The problem is that the difficulty of the room is dependent on the fixed layout and whatever enemies the game decided to drop in there. Getting a room where enemies with quick attacks occupy small ledges can be a killer, but having them on wide areas was a piece of cake.

There was also a lack of random events to help spice up the biome. You may find “lore rooms” and special events here and there, but they quickly began to repeat, as do the room layouts.

Recettear also didn’t have too many room variations, but random events and the general speed of play helped in this regard. There were also more boss fights to deal with in each individual dungeon.

Essentially, the core gameplay loop of Moonlighter is to keep upgrading your gear with repeated runs until you can challenge the boss, unlock the next biome, rinse and repeat.

For those that hoped the shop side would keep things engaging, I’m afraid the inventory is a little light here.

The Art of the Sale:

The core gameplay loop of going into the dungeons to get gold needed to upgrade your town doesn’t last as long as the combat side. There are only four tiers of shop upgrades, and five additional merchants to bring in.

Unlike Recettear that tried to give the characters personality, the nameless NPCs of Moonlighter are disposable. An old lady will be just as interested in buying a magic sword as she would poison spores. Over charging someone an item may make them unhappy now, but they’ll be ecstatic to buy it on sale a few seconds later. There are items you can buy that adjust the look of your store, but they don’t matter as much compared to Recettear.

On the plus side, Moonlighter is a lot easier to manage compared to Recettear’s hidden dungeon requirements and timer. There are no time limits forcing you to complete the game or earn X money. As long as you are willing to keep diving back into the dungeon, the game will go on.

Moonlighter

The upgrade systems are simply stat boosts, and not really changing the gameplay experience over time

Still, I would have liked a bit more simulation here, especially in terms of progression. Once I found the gear that I wanted to use, every other material in the game became worthless to me outside of selling them in the store.

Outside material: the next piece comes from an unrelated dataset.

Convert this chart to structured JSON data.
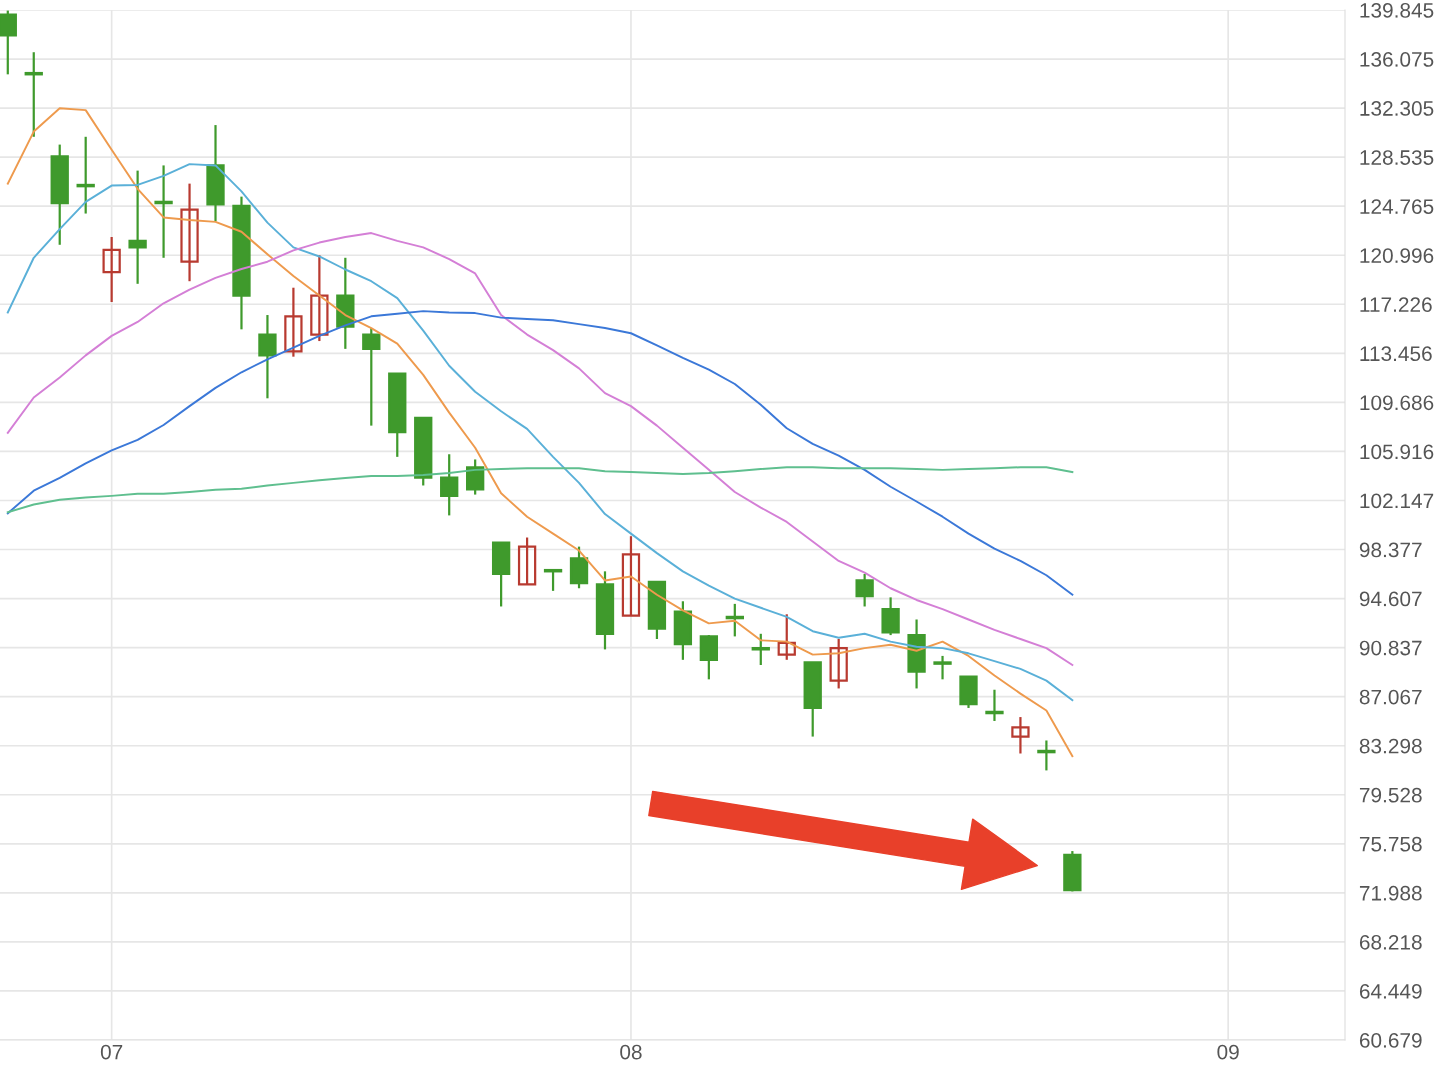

Selling tons of items or selling very little will not do anything to advance the progression or unlock new events; the only thing that matters is completing the dungeons.

What a Bargain:

Moonlighter is the closest yet to a game hitting the same heights as Recettear, but it still has some ways to go. The developers are talking about post release support, but nothing concrete at this time. Of the shop simulator games I’ve played, this one gets the closest to that balancing between the two game systems, but it’s just not all the way there yet.